Gerry seems fidgety, as she pulls things from her purse, distracting herself.

A Chappaqua, New York native, she has happily been calling the North Beach neighborhood of San Francisco home for 57 years.

“I came here on a whim. I was dating a guy who got transferred to California. I was 24, and I decided to come along. Shortly after, I met the man I was going to marry.”

By now, Gerry stares off, looking out the window often when she speaks. Her eyes seem to widen, and fixate on one thing at a time as she recalls the past, and I can’t tell if she’s searching intensely for the memories, or if she’s longing for them, and concentrating on placing herself back in them again.

Gerry’s thoughts fall back to her diagnoses.

“When you have so many, the years start to run into one another. You go to chemo, radiation, X-rays, MRI’s… I’m the most radiographed person I know!” Gerry erupts into laughter, and both apologizes and forgives herself for it shortly after. The sirens on Polk Street seem louder than usual, and she stops herself from speaking before they have a chance to drown her out.  

Gerry (left) volunteering with colleagues in the old Project Open Hand kitchen, approx. 1989

Gerry has had countless surgeries, and now has a permanent hole under her chin -- a side effect of a cancer medication she was taking. “But, I've had the best care. My oncologist has kept me alive for 10 years. Think about it. That’s pretty good. Life is still good.”

I do think about it for a moment, and immediately conclude that Gerry embodies a strength that’s so obvious, I’m overwhelmed with both intimidation, and hope -- hope that we’re cut from the same cloth.
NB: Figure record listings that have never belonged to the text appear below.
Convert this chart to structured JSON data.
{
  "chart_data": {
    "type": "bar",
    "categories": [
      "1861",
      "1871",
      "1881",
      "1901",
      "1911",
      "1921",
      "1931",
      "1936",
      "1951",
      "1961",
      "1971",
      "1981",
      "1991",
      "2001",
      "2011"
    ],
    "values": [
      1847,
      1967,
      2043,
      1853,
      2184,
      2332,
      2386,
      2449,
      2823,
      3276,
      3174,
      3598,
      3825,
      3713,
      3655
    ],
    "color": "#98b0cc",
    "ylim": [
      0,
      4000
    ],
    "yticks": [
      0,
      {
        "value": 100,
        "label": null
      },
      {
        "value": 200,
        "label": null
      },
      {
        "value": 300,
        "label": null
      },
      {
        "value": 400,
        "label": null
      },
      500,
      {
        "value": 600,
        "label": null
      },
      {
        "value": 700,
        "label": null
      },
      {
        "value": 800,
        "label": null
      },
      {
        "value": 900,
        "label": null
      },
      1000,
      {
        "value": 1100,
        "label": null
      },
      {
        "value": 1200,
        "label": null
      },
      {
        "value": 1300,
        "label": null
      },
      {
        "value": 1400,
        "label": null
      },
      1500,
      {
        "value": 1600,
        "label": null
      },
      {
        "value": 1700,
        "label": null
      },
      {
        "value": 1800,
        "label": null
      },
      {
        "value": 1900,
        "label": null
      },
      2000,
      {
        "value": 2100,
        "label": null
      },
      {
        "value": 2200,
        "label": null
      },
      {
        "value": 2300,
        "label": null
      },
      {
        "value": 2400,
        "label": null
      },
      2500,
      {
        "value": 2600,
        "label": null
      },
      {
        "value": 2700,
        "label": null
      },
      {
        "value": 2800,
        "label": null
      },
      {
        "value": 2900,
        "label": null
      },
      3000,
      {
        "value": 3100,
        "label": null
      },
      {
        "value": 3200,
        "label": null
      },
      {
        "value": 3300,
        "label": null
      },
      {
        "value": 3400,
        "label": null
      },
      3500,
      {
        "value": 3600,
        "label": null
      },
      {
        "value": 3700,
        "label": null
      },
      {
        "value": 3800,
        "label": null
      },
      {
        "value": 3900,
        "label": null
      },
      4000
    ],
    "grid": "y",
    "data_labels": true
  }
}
“The worst part was telling my granddaughters,” she says. “They gave me the weepy, teary thing, but I took a clinical approach instead of an emotional one. I learned exactly what was going on with my body -- it was my formula for overcoming the fear.”

Gerry loves symphony, and jazz, and reading. She loves her nephews and nieces and grandchildren. She talks about how she served four terms as president of the Telegraph Hill Dwellers, and how they fought to protect the historical character of her city. She tells me she’s won the Eleanor Roosevelt Democrat of the Year award for her “unwavering commitment to her community” five years ago. She speaks so fluently of public service and compassion, and my mind flashes back to Ruth Brinker again.
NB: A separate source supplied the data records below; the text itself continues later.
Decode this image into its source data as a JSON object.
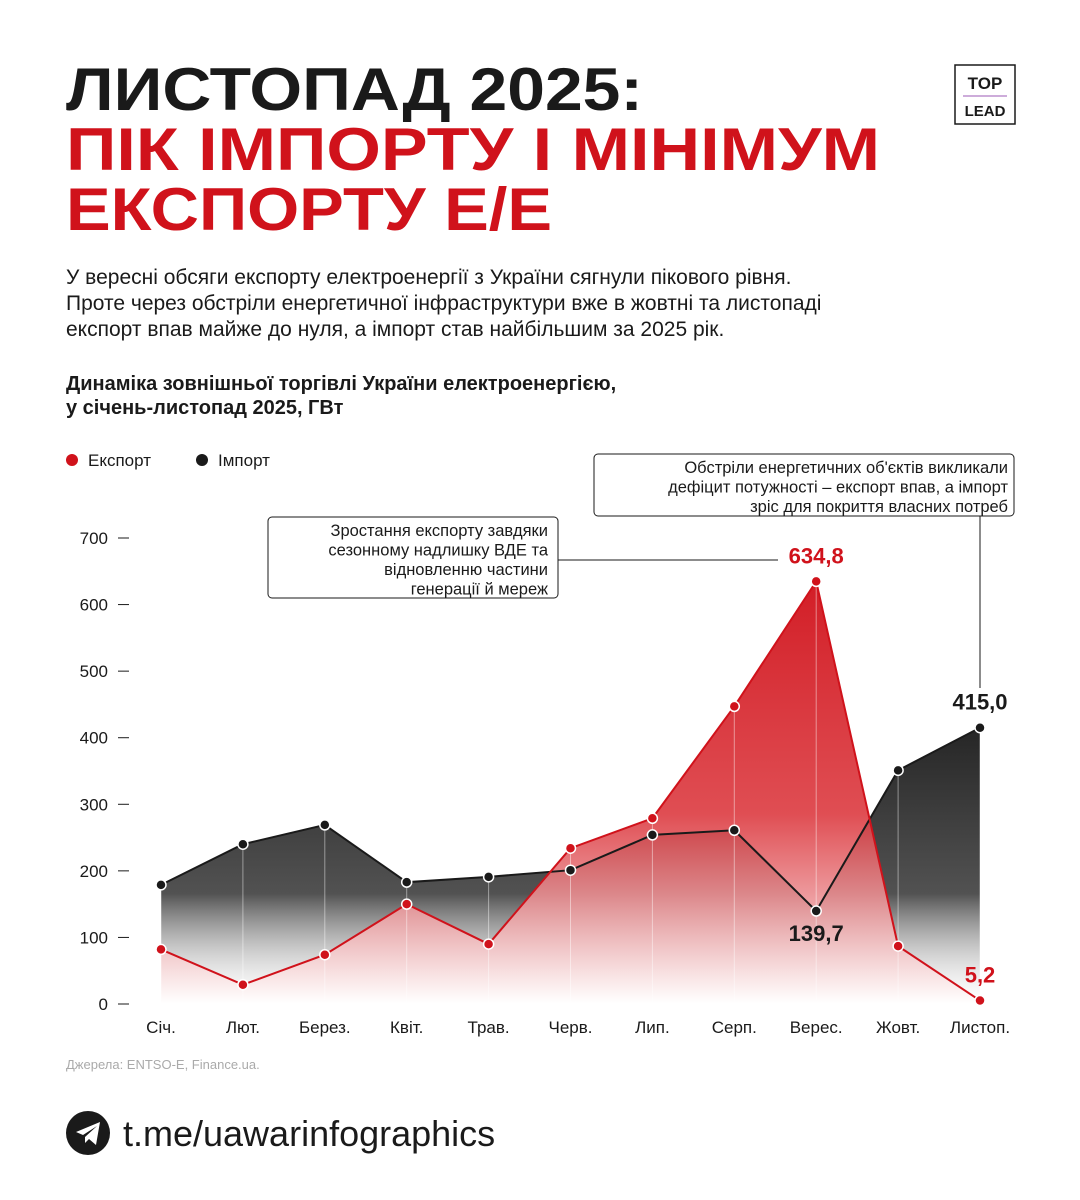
{
  "logo": {
    "top": "TOP",
    "bottom": "LEAD"
  },
  "header": {
    "title_lines": [
      "ЛИСТОПАД 2025:",
      "ПІК ІМПОРТУ І МІНІМУМ",
      "ЕКСПОРТУ Е/Е"
    ]
  },
  "intro_lines": [
    "У вересні обсяги експорту електроенергії з України сягнули пікового рівня.",
    "Проте через обстріли енергетичної інфраструктури вже в жовтні та листопаді",
    "експорт впав майже до нуля, а імпорт став найбільшим за 2025 рік."
  ],
  "chart_data": {
    "type": "area",
    "title": [
      "Динаміка зовнішньої торгівлі України електроенергією,",
      "у січень-листопад 2025, ГВт"
    ],
    "categories": [
      "Січ.",
      "Лют.",
      "Берез.",
      "Квіт.",
      "Трав.",
      "Черв.",
      "Лип.",
      "Серп.",
      "Верес.",
      "Жовт.",
      "Листоп."
    ],
    "series": [
      {
        "name": "Імпорт",
        "color": "#1a1a1a",
        "values": [
          179,
          240,
          269,
          183,
          191,
          201,
          254,
          261,
          139.7,
          351,
          415.0
        ],
        "value_labels": [
          null,
          null,
          null,
          null,
          null,
          null,
          null,
          null,
          "139,7",
          null,
          "415,0"
        ]
      },
      {
        "name": "Експорт",
        "color": "#d0121b",
        "values": [
          82,
          29,
          74,
          150,
          90,
          234,
          279,
          447,
          634.8,
          87,
          5.2
        ],
        "value_labels": [
          null,
          null,
          null,
          null,
          null,
          null,
          null,
          null,
          "634,8",
          null,
          "5,2"
        ]
      }
    ],
    "ylim": [
      0,
      700
    ],
    "yticks": [
      0,
      100,
      200,
      300,
      400,
      500,
      600,
      700
    ],
    "annotations": [
      {
        "lines": [
          "Зростання експорту завдяки",
          "сезонному надлишку ВДЕ та",
          "відновленню частини",
          "генерації й мереж"
        ]
      },
      {
        "lines": [
          "Обстріли енергетичних об'єктів викликали",
          "дефіцит потужності – експорт впав, а імпорт",
          "зріс для покриття власних потреб"
        ]
      }
    ]
  },
  "source": "Джерела: ENTSO-E, Finance.ua.",
  "footer_link": "t.me/uawarinfographics"
}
“I am living proof that anyone can get through things like this,” she says with a tone that reveals such conviction, she left no room for refute. “The good news is San Francisco is the best place to be sick. The support systems are incredible. Just don’t be alone, and don’t hold thoughts in. Talk to people, and in the end, always offer the help that was offered to you.”

 I never met Ruth, but imagine she and Gerry had a lot in common. It’s women like them who help us recognize the miracle of atoms that piled up to make us human, and to recognize that our neighbors' lives are equally as precious as our own. Ruth and Gerry are pioneers in enriching a community founded on open-handed generosity.